1.报告题目：Efficient Acoustic Gridder for Littoral Environments (EAGLE)
2.报告时间：2018年6月6, 9:30-11:00 AM
4.报告摘要：Many Navy operations, like searching for undersea targets, require extensive acoustic calculations. The standard computational approach is to predict sonar performance on a uniform grid of points and radial directions. Unfortunately, the time required to achieve the necessary accuracy often renders them tactically useless. The Efficient Acoustic Gridder for Littoral Environments (EAGLE) was developed to produce sparse, irregular grids that are "matched" to acoustic complexity. EAGLE produces an acoustic field with ever-increasing resolution and accuracy. The present work presents a new concept for point-selection based on local predictive errors defined as the difference between a known value at a location and an estimate of its value based on all other points gathered to date, so it resembles the statistical process known as “jack-knifing.” Tests show that a grid of the predictive error is at least as smooth as, and usually much smoother than, the underlying dataset, so it can be and probed for extreme values. Consistent removal of extremal uncertainty rapidly forces the irregular grid toward a narrow band of low uncertainties, a property referred to as “iso-deviance.”

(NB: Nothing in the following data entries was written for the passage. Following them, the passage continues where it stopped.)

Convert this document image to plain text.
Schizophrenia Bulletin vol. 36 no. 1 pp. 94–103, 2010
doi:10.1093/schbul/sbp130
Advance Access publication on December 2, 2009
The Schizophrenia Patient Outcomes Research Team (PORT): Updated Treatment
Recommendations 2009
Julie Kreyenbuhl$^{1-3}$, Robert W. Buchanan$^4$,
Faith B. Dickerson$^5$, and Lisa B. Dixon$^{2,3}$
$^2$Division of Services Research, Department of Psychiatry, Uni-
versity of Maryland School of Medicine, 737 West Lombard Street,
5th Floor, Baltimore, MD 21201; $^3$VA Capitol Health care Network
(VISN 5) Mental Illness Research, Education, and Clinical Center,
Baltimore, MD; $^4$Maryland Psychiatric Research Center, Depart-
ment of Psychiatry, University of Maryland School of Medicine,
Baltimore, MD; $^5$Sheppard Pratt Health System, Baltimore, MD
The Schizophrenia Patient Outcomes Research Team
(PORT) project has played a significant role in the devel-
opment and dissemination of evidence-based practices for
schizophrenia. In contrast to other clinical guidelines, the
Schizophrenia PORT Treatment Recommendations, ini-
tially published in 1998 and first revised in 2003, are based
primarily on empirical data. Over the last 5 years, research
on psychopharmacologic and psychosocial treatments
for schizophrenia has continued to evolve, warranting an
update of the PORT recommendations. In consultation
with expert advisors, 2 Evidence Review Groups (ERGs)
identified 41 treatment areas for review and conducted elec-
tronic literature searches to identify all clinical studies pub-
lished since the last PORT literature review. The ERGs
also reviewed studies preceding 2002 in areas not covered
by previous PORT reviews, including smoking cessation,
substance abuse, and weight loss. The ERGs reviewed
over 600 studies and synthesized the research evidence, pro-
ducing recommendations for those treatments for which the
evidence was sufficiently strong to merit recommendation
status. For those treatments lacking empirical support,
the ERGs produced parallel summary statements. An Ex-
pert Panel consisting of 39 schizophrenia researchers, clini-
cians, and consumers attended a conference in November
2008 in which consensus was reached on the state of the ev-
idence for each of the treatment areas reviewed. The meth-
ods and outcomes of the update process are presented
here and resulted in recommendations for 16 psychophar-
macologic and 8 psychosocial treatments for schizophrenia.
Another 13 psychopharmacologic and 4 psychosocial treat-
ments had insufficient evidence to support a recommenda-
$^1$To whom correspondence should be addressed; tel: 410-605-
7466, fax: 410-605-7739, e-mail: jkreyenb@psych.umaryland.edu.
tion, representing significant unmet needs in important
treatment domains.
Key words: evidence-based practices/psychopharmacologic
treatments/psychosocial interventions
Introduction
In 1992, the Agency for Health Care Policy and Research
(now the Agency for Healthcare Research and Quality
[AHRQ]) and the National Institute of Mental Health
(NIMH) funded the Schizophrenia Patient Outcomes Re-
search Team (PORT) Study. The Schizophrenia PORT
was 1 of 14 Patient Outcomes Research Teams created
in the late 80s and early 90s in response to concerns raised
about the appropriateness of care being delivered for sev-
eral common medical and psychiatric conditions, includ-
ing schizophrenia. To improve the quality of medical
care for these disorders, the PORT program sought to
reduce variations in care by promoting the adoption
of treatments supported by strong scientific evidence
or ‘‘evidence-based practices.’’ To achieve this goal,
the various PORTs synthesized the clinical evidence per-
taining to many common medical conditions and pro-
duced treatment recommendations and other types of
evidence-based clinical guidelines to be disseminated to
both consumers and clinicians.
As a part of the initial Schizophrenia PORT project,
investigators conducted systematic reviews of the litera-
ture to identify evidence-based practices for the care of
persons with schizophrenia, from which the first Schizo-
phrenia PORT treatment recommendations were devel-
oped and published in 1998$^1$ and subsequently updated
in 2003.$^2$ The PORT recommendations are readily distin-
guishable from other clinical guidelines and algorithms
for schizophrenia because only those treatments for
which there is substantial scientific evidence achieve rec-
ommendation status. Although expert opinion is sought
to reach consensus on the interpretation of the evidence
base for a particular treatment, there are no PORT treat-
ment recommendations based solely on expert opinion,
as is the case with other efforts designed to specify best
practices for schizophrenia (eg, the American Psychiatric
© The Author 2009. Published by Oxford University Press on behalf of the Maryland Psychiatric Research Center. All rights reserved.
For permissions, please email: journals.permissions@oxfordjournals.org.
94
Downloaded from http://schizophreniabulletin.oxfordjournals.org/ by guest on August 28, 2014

5.报告人简介： Don DelBalzo worked at the US Naval Research Lab for 32 yr and QinetiQ for 10 yr. He is the founder and owner of DelBalzo Tech Solutions. He managed and conducted projects to assess environmental impacts on acoustic systems in littoral regions. He served as ASW advisor to Commander, US 7th Fleet (1985-86), US scientific representative to NATO’s ASW Search & Screening Group (1995-2000), Senior scientific advisor to Commander, U.S. 6th Fleet (1988-1990), Awarded “Science Advisor of the Year” 1989, Awarded US Meritorious Civilian Service Award 1990, Best technical paper of the year Military Operations Research Journal 2003.